ASSL icon indicating copy to clipboard operation
ASSL copied to clipboard

Why simply use the first constrained layer as pruning template for all constrained layers?

Open yumath opened this issue 3 years ago • 1 comments

From the observation of training results, the hard mask's weights between the constrained layers are not exactly aligned. https://github.com/MingSun-Tse/ASSL/blob/a564556c8b578c2ee86d135044f088bfeaafc707/src/pruner/utils.py#L71

yumath avatar Sep 01 '22 11:09 yumath

Hi @yumath , thanks for your interest in our work!

Yes, the hard masks are not exactly aligned, because SSA is a regularization term, which only encourages aligned masks (as shown by the decreasing SSA loss) but cannot guarantee masks will be fully aligned (i.e., SSA loss = 0). We tried improving the penalty strength of SSA to make it even more aligned, but at the price of a performance drop. So the current scheme (a not-so-beautiful solution, the way i see it) simply uses the masks derived from the first constrained Conv layer after applying the SSA penalty. You may use masks derived from other constrained layers. Presumably, I think there should be no obvious difference.

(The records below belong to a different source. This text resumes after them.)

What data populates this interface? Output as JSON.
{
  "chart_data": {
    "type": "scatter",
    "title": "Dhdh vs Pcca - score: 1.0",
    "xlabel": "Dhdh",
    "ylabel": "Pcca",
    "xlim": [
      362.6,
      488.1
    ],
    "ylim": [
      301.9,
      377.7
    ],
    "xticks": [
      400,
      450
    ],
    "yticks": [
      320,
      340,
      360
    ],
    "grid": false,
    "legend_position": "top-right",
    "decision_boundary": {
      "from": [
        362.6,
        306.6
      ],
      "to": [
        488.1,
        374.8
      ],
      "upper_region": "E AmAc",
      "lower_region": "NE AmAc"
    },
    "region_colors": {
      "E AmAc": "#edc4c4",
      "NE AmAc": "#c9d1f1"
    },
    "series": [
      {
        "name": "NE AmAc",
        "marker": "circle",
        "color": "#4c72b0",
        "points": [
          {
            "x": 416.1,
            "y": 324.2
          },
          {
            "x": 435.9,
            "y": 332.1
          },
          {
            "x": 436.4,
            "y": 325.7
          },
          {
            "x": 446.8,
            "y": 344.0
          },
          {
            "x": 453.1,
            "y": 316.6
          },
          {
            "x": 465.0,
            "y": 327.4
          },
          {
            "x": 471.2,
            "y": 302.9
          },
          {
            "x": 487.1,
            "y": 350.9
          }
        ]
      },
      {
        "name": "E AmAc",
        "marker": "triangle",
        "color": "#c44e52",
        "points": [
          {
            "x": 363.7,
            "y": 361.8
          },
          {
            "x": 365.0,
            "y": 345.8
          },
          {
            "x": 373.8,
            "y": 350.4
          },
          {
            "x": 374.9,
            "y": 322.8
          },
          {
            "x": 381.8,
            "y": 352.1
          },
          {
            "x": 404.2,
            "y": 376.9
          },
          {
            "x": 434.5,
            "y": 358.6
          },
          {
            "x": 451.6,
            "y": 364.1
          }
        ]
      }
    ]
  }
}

More thoughts - Even if the masks are not fully aligned, reducing the misalignment, per se, is a good thing for pruning and the later finetuning because the gradient flow of the remaining weights would be less distorted and trainability would be better.

Best,

MingSun-Tse avatar Sep 01 '22 16:09 MingSun-Tse

I'll close this issue given no further questions. Feel free to re-open if you see it necessary.

MingSun-Tse avatar Dec 18 '22 03:12 MingSun-Tse